3. Toutefois, le grief tiré de ce que le législateur aurait méconnu cette exigence constitutionnelle ne peut être utilement présenté devant le Conseil constitutionnel, selon la procédure prévue par l’article 61 de la Constitution ou celle prévue par son article 61-1, qu’à l’encontre de dispositions déterminées et à la condition de contester le dispositif qu’elles instaurent. En tout état de cause, le Conseil constitutionnel ne dispose pas d’un pouvoir général d’injonction à l’égard du législateur.
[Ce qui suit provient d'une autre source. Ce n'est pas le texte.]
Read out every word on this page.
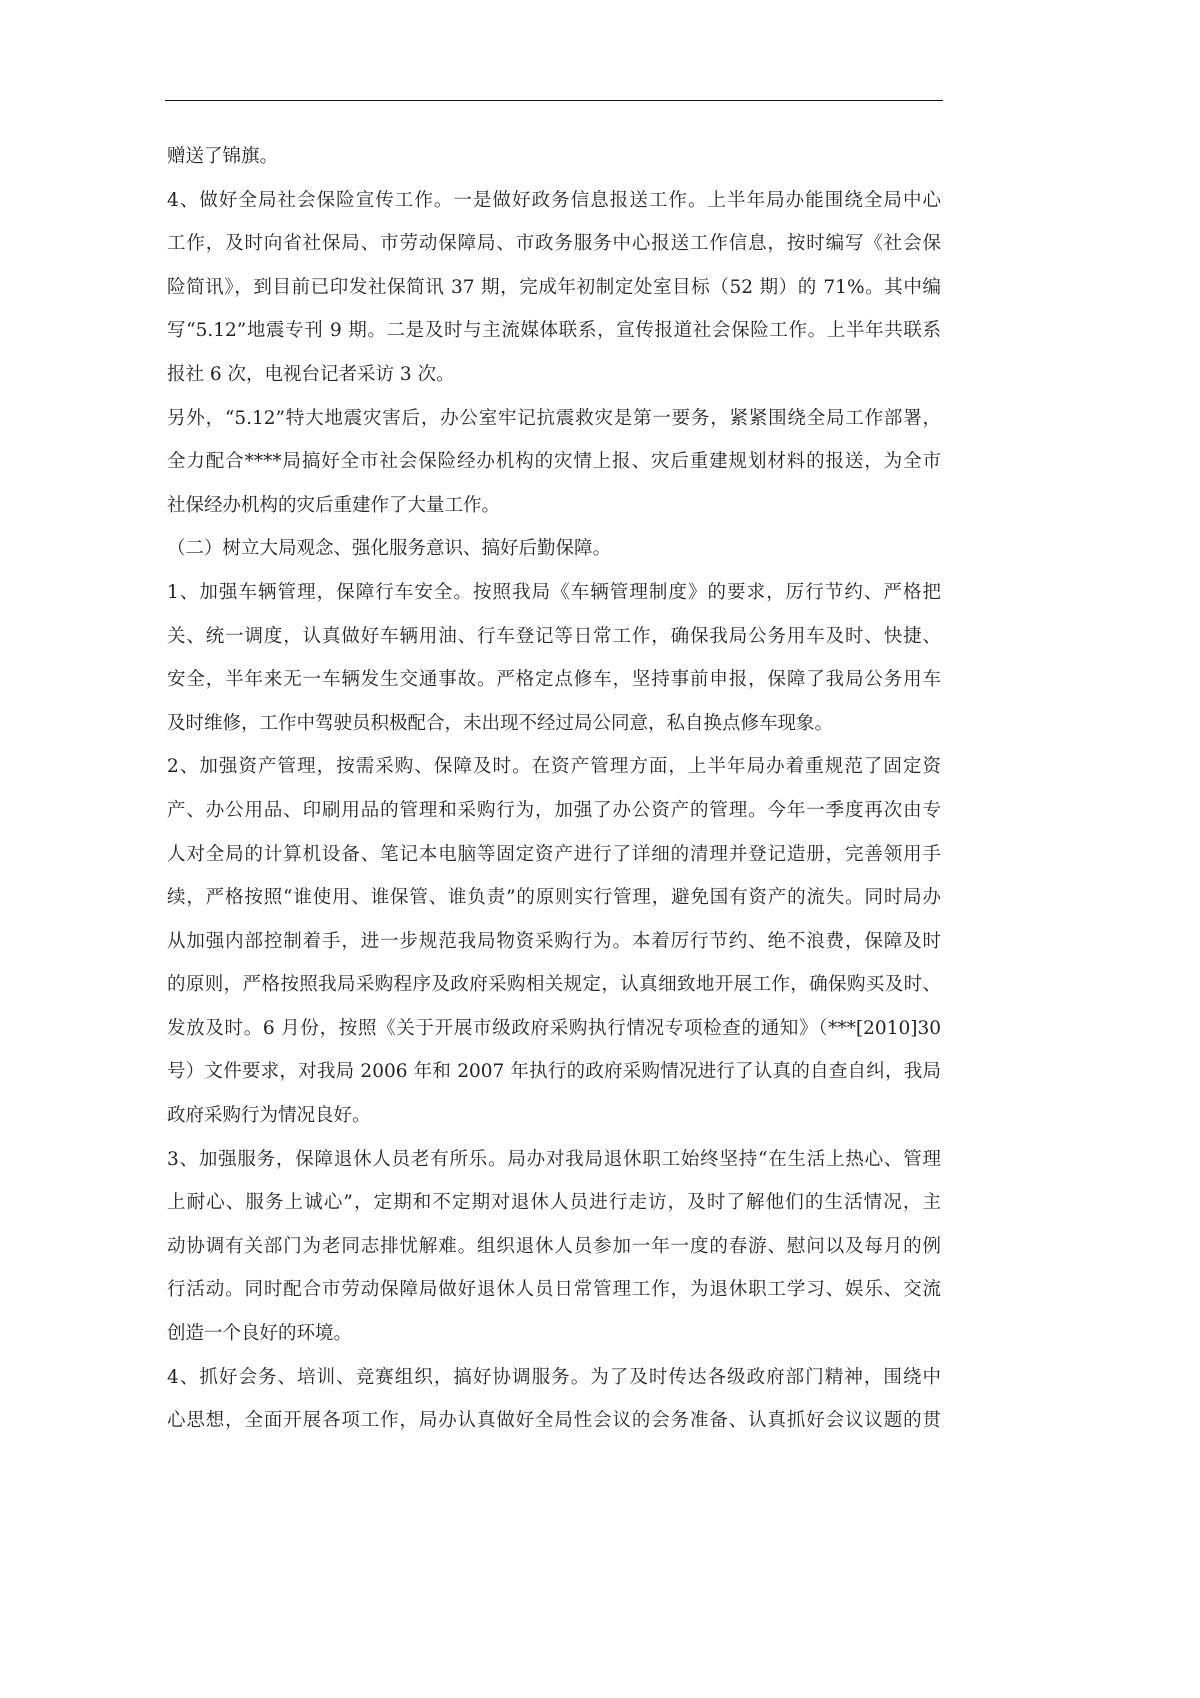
赠送了锦旗。
4、做好全局社会保险宣传工作。一是做好政务信息报送工作。上半年局办能围绕全局中心
工作，及时向省社保局、市劳动保障局、市政务服务中心报送工作信息，按时编写《社会保
险简讯》，到目前已印发社保简讯 37 期，完成年初制定处室目标（52 期）的 71%。其中编
写“5.12”地震专刊 9 期。二是及时与主流媒体联系，宣传报道社会保险工作。上半年共联系
报社 6 次，电视台记者采访 3 次。
另外，“5.12”特大地震灾害后，办公室牢记抗震救灾是第一要务，紧紧围绕全局工作部署，
全力配合****局搞好全市社会保险经办机构的灾情上报、灾后重建规划材料的报送，为全市
社保经办机构的灾后重建作了大量工作。
（二）树立大局观念、强化服务意识、搞好后勤保障。
1、加强车辆管理，保障行车安全。按照我局《车辆管理制度》的要求，厉行节约、严格把
关、统一调度，认真做好车辆用油、行车登记等日常工作，确保我局公务用车及时、快捷、
安全，半年来无一车辆发生交通事故。严格定点修车，坚持事前申报，保障了我局公务用车
及时维修，工作中驾驶员积极配合，未出现不经过局公同意，私自换点修车现象。
2、加强资产管理，按需采购、保障及时。在资产管理方面，上半年局办着重规范了固定资
产、办公用品、印刷用品的管理和采购行为，加强了办公资产的管理。今年一季度再次由专
人对全局的计算机设备、笔记本电脑等固定资产进行了详细的清理并登记造册，完善领用手
续，严格按照“谁使用、谁保管、谁负责”的原则实行管理，避免国有资产的流失。同时局办
从加强内部控制着手，进一步规范我局物资采购行为。本着厉行节约、绝不浪费，保障及时
的原则，严格按照我局采购程序及政府采购相关规定，认真细致地开展工作，确保购买及时、
发放及时。6 月份，按照《关于开展市级政府采购执行情况专项检查的通知》（***[2010]30
号）文件要求，对我局 2006 年和 2007 年执行的政府采购情况进行了认真的自查自纠，我局
政府采购行为情况良好。
3、加强服务，保障退休人员老有所乐。局办对我局退休职工始终坚持“在生活上热心、管理
上耐心、服务上诚心”，定期和不定期对退休人员进行走访，及时了解他们的生活情况，主
动协调有关部门为老同志排忧解难。组织退休人员参加一年一度的春游、慰问以及每月的例
行活动。同时配合市劳动保障局做好退休人员日常管理工作，为退休职工学习、娱乐、交流
创造一个良好的环境。
4、抓好会务、培训、竞赛组织，搞好协调服务。为了及时传达各级政府部门精神，围绕中
心思想，全面开展各项工作，局办认真做好全局性会议的会务准备、认真抓好会议议题的贯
4. En l’espèce, les requérants développent une critique générale des ambitions du législateur et de l’insuffisance de la loi prise en son ensemble. Ils ne contestent donc, pour en demander la censure, aucune disposition particulière de la loi déférée. Le grief dirigé contre l’ensemble de la loi ne peut dès lors qu’être écarté.
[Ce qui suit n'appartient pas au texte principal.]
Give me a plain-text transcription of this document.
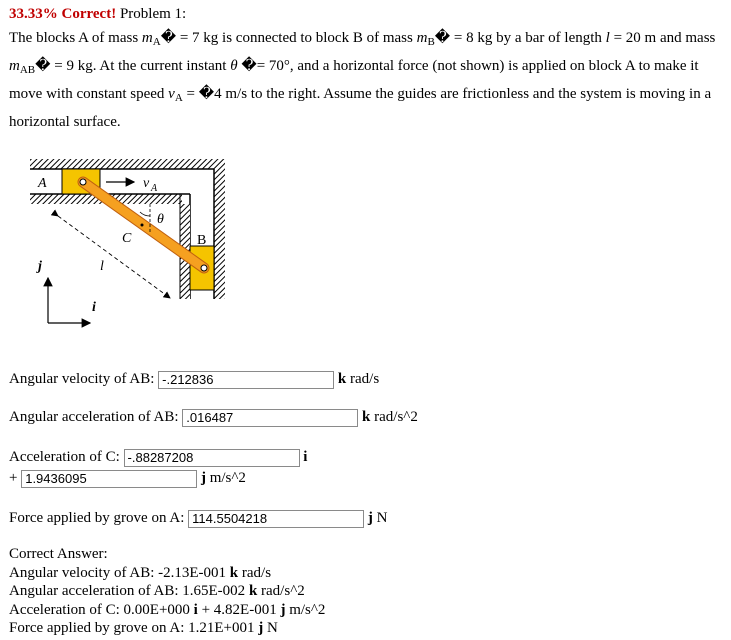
33.33% Correct! Problem 1:
The blocks A of mass $m_A� = 7$ kg is connected to block B of mass $m_B� = 8$ kg by a bar of length l = 20 m and mass $m_{AB}� = 9$ kg. At the current instant θ �= 70°, and a horizontal force (not shown) is applied on block A to make it move with constant speed $v_A$ = �4 m/s to the right. Assume the guides are frictionless and the system is moving in a horizontal surface.
A	v A
θ
C	B
l
j
i
Angular velocity of AB: -.212836	k rad/s
Angular acceleration of AB: .016487	k rad/s^2
Acceleration of C: -.88287208	i
+ 1.9436095	j m/s^2
Force applied by grove on A: 114.5504218	j N
Correct Answer:
Angular velocity of AB: -2.13E-001 k rad/s
Angular acceleration of AB: 1.65E-002 k rad/s^2
Acceleration of C: 0.00E+000 i + 4.82E-001 j m/s^2
Force applied by grove on A: 1.21E+001 j N
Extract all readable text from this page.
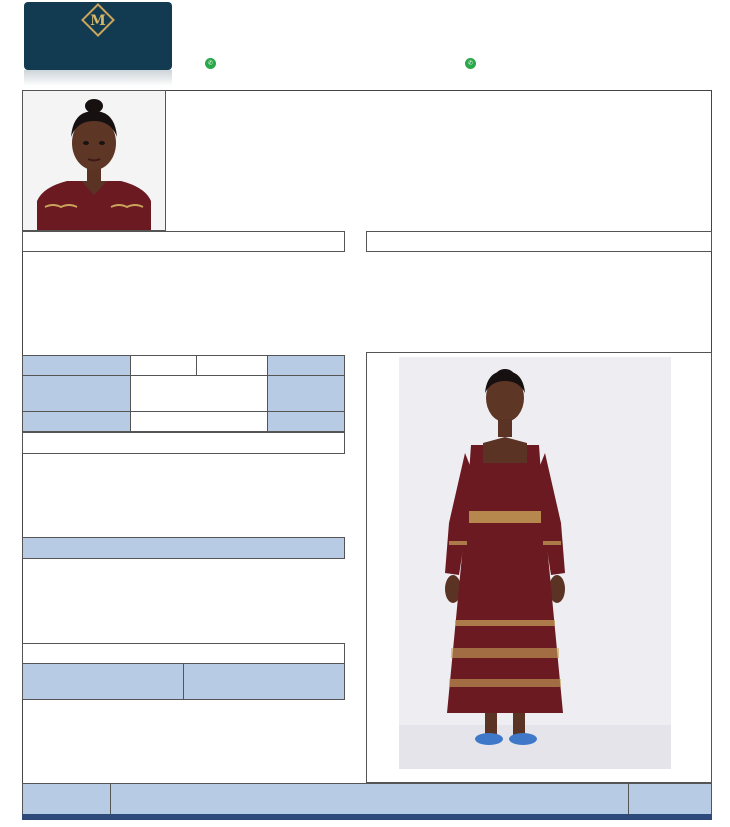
M
✆	✆
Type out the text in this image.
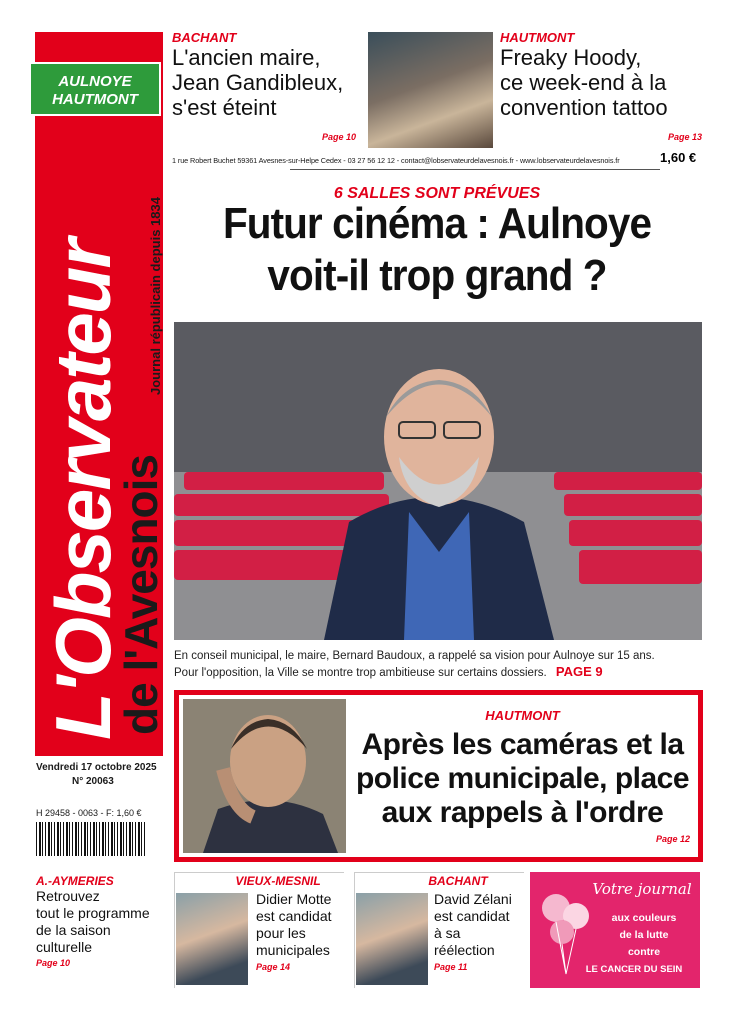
AULNOYE
HAUTMONT
L'Observateur
de l'Avesnois
Journal républicain depuis 1834
Vendredi 17 octobre 2025
N° 20063
H 29458 - 0063 - F: 1,60 €
BACHANT
L'ancien maire,
Jean Gandibleux,
s'est éteint
Page 10
HAUTMONT
Freaky Hoody,
ce week-end à la
convention tattoo
Page 13
1 rue Robert Buchet 59361 Avesnes-sur-Helpe Cedex - 03 27 56 12 12 - contact@lobservateurdelavesnois.fr - www.lobservateurdelavesnois.fr	1,60 €
6 SALLES SONT PRÉVUES
Futur cinéma : Aulnoye
voit-il trop grand ?
En conseil municipal, le maire, Bernard Baudoux, a rappelé sa vision pour Aulnoye sur 15 ans.
Pour l'opposition, la Ville se montre trop ambitieuse sur certains dossiers. PAGE 9
HAUTMONT
Après les caméras et la
police municipale, place
aux rappels à l'ordre
Page 12
A.-AYMERIES
Retrouvez
tout le programme
de la saison
culturelle
Page 10
VIEUX-MESNIL
Didier Motte
est candidat
pour les
municipales
Page 14
BACHANT
David Zélani
est candidat
à sa
réélection
Page 11
Votre journal
aux couleurs
de la lutte
contre
LE CANCER DU SEIN
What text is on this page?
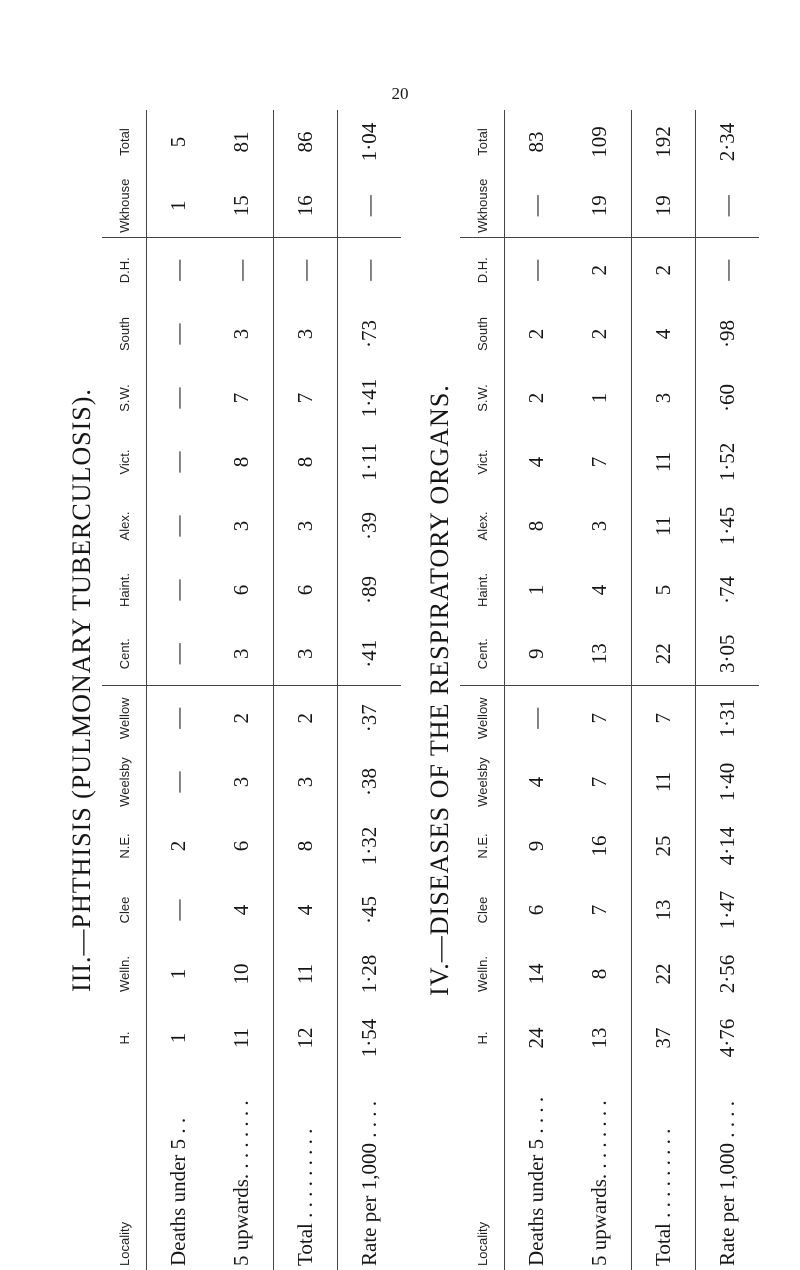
20
III.—PHTHISIS (PULMONARY TUBERCULOSIS).
Locality	H.	Welln.	Clee	N.E.	Weelsby	Wellow	Cent.	Haint.	Alex.	Vict.	S.W.	South	D.H.	Wkhouse	Total
Deaths under 5 . .	1	1	—	2	—	—	—	—	—	—	—	—	—	1	5
5 upwards. . . . . . . .	11	10	4	6	3	2	3	6	3	8	7	3	—	15	81
Total . . . . . . . . .	12	11	4	8	3	2	3	6	3	8	7	3	—	16	86
Rate per 1,000 . . . .	1·54	1·28	·45	1·32	·38	·37	·41	·89	·39	1·11	1·41	·73	—	—	1·04
IV.—DISEASES OF THE RESPIRATORY ORGANS.
Locality	H.	Welln.	Clee	N.E.	Weelsby	Wellow	Cent.	Haint.	Alex.	Vict.	S.W.	South	D.H.	Wkhouse	Total
Deaths under 5 . . . .	24	14	6	9	4	—	9	1	8	4	2	2	—	—	83
5 upwards. . . . . . . .	13	8	7	16	7	7	13	4	3	7	1	2	2	19	109
Total . . . . . . . . .	37	22	13	25	11	7	22	5	11	11	3	4	2	19	192
Rate per 1,000 . . . .	4·76	2·56	1·47	4·14	1·40	1·31	3·05	·74	1·45	1·52	·60	·98	—	—	2·34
– Sur certaines dispositions de l’article 215 :

5. L’article 215 de la loi déférée modifie notamment l’article L. 752-6 du code de commerce, relatif au régime de l’autorisation d’exploitation commerciale, afin de prévoir les conditions dans lesquelles cette autorisation peut être délivrée pour les projets engendrant une artificialisation des sols.
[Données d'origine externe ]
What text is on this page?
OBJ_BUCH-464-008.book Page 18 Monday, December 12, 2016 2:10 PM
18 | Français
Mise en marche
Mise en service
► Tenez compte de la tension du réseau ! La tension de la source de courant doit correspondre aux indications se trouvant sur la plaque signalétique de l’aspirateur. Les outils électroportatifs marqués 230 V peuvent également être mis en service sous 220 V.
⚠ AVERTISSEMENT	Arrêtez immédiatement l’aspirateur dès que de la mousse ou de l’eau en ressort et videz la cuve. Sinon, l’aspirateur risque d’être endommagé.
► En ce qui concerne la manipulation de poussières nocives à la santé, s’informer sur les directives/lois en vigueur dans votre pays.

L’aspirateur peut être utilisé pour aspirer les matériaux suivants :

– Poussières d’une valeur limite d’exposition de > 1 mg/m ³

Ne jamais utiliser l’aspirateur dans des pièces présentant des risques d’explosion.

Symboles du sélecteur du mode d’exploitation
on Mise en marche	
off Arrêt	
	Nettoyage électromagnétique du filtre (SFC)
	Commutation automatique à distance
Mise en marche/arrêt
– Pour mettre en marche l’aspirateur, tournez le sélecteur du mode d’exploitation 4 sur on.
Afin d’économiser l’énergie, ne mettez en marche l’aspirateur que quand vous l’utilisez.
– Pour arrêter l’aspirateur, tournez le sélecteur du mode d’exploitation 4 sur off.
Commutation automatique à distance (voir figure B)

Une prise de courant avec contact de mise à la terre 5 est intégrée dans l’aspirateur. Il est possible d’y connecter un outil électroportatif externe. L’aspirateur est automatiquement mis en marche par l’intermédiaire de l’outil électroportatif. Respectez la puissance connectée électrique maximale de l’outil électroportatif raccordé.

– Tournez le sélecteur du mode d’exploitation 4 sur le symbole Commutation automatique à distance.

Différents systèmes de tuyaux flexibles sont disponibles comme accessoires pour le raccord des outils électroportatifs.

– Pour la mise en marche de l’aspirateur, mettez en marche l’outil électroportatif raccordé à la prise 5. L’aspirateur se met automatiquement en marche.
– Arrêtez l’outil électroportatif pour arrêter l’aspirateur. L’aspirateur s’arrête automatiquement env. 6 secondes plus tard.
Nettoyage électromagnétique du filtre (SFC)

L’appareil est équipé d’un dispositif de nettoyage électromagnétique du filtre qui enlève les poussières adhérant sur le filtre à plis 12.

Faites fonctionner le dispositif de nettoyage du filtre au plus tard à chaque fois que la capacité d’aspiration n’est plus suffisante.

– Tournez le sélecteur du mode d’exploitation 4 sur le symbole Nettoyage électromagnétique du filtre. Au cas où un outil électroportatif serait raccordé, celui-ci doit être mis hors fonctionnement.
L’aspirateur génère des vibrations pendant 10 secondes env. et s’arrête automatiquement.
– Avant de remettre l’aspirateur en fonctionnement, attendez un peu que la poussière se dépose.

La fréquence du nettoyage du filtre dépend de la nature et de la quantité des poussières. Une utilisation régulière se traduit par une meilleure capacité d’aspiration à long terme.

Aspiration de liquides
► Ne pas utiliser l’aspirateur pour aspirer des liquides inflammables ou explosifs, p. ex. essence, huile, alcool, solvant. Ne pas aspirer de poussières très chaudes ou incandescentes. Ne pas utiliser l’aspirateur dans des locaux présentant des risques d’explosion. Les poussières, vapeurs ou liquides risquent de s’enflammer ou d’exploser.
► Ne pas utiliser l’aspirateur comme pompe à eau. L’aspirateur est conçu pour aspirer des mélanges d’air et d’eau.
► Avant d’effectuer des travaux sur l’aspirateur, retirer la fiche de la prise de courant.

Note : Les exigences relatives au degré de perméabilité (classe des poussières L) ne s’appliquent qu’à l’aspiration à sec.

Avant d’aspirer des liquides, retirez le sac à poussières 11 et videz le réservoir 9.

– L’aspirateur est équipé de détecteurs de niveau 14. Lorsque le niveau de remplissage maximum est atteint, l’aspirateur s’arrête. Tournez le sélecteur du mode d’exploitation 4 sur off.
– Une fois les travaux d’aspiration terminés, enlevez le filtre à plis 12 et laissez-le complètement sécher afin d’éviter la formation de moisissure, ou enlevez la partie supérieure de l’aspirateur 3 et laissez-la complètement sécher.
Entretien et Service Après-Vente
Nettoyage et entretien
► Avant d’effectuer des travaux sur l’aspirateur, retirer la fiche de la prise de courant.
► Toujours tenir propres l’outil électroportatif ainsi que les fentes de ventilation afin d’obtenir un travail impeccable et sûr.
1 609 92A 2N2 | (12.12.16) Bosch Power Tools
6. Les députés requérants reprochent à ces dispositions de ne pas s’appliquer aux entrepôts des entreprises de commerce en ligne, quand bien même leur implantation ou leur extension engendrerait une artificialisation des sols. Il en résulterait une différence de traitement injustifiée entre ces entreprises et celles qui exercent une activité de commerce physique, en méconnaissance du principe d’égalité devant la loi.

7. Selon l’article 6 de la Déclaration des droits de l’homme et du citoyen de 1789, la loi « doit être la même pour tous, soit qu’elle protège, soit qu’elle punisse ». Le principe d’égalité ne s’oppose ni à ce que le législateur règle de façon différente des situations différentes, ni à ce qu’il déroge à l’égalité pour des raisons d’intérêt général, pourvu que, dans l’un et l’autre cas, la différence de traitement qui en résulte soit en rapport direct avec l’objet de la loi qui l’établit.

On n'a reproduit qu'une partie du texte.